In deze zaak gaat het om een hoger beroep betreffende de verdeling van zorg- en opvoedingstaken na de echtscheiding van de ouders van een tweeling, geboren in 2013. De moeder, verzoekster in hoger beroep, is het niet eens met de door de rechtbank Gelderland vastgestelde zorgregeling, die inhoudt dat de kinderen om de week van woensdag na school tot zondagavond bij de vader verblijven. De moeder verzoekt het hof om de bestreden beschikking te vernietigen en een zorgregeling vast te stellen die in het belang van de kinderen is.
De vader, verweerder in hoger beroep, verzoekt het hof de bestreden beschikking te bekrachtigen. Hij stelt dat de huidige regeling goed verloopt en dat de kinderen zich goed ontwikkelen. De raad voor de kinderbescherming adviseert om de huidige regeling te handhaven, omdat deze past bij de leeftijd van de kinderen en er geen zorgen zijn over hun ontwikkeling.

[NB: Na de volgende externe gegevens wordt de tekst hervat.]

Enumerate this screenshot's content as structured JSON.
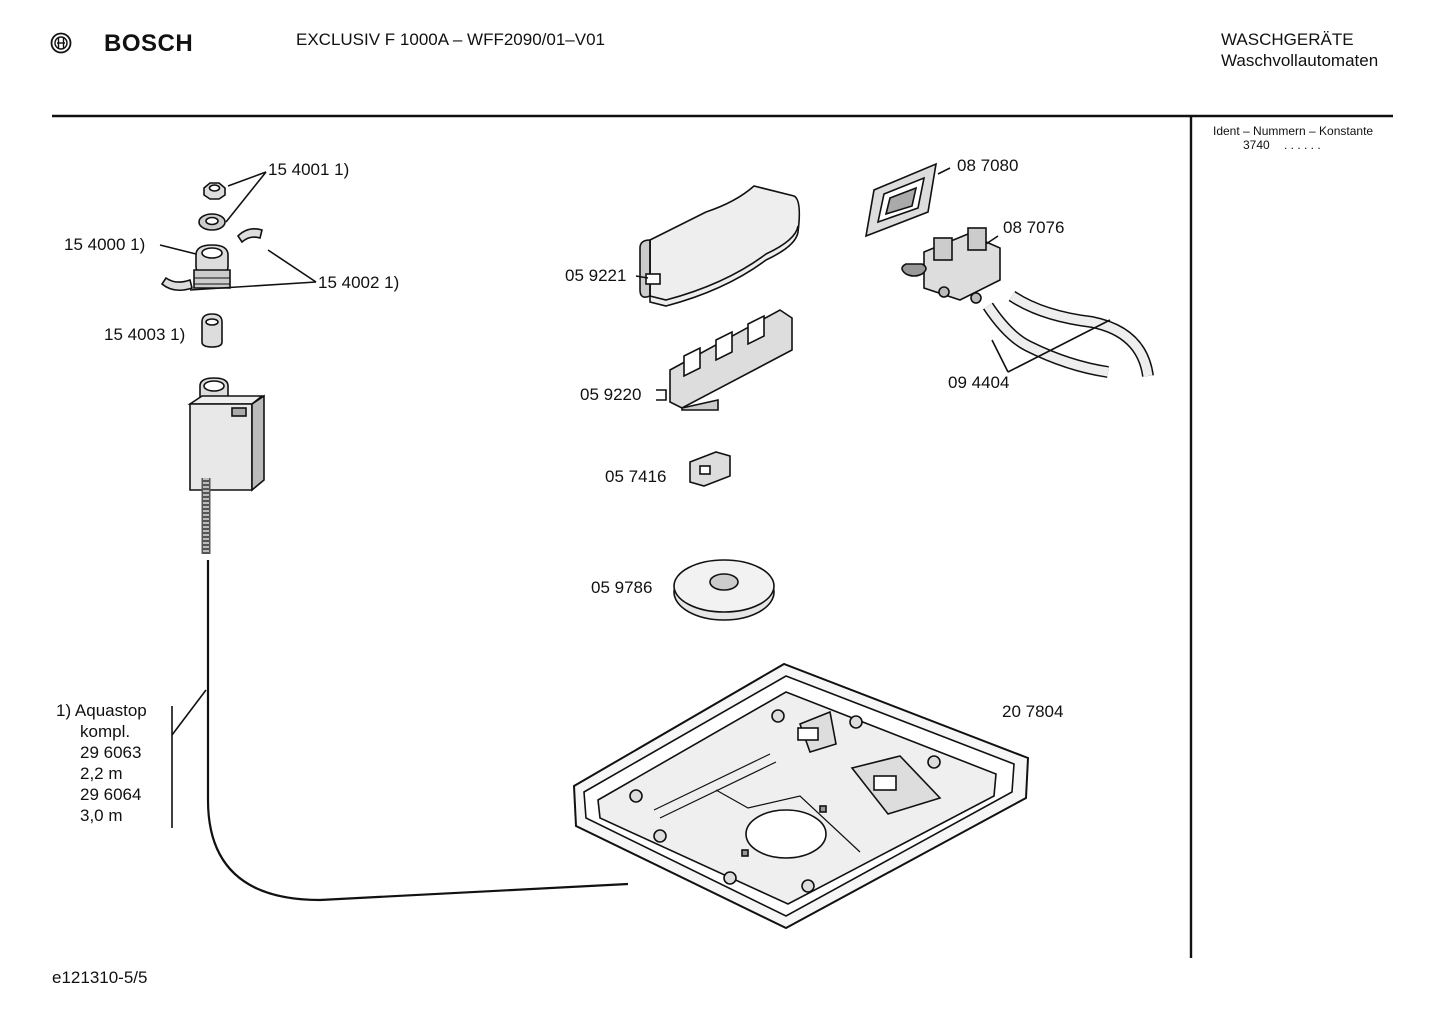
{
  "header": {
    "brand": "BOSCH",
    "model": "EXCLUSIV F 1000A – WFF2090/01–V01",
    "category": "WASCHGERÄTE",
    "subcategory": "Waschvollautomaten"
  },
  "side_panel": {
    "ident_label": "Ident – Nummern – Konstante",
    "ident_value": "3740",
    "ident_dots": ". .   . . . ."
  },
  "parts": {
    "p154001": "15 4001 1)",
    "p154000": "15 4000 1)",
    "p154002": "15 4002 1)",
    "p154003": "15 4003 1)",
    "p059221": "05 9221",
    "p059220": "05 9220",
    "p057416": "05 7416",
    "p059786": "05 9786",
    "p087080": "08 7080",
    "p087076": "08 7076",
    "p094404": "09 4404",
    "p207804": "20 7804"
  },
  "aquastop_note": {
    "line1": "1)  Aquastop",
    "line2": "kompl.",
    "line3": "29 6063",
    "line4": "2,2 m",
    "line5": "29 6064",
    "line6": "3,0 m"
  },
  "footer": {
    "doc_id": "e121310-5/5"
  },
  "icons": [
    "bosch-logo-icon"
  ]
}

Het hof overweegt dat de regeling die door de rechtbank is vastgesteld al geruime tijd wordt uitgevoerd en dat beide ouders zich inspannen om de communicatie te verbeteren. Het hof concludeert dat de kinderen in staat zijn om de huidige zorgregeling aan te kunnen en dat het in hun belang is dat beide ouders een wezenlijk aandeel hebben in hun opvoeding. Het hof bekrachtigt daarom de bestreden beschikking en wijst het meer of anders verzochte af.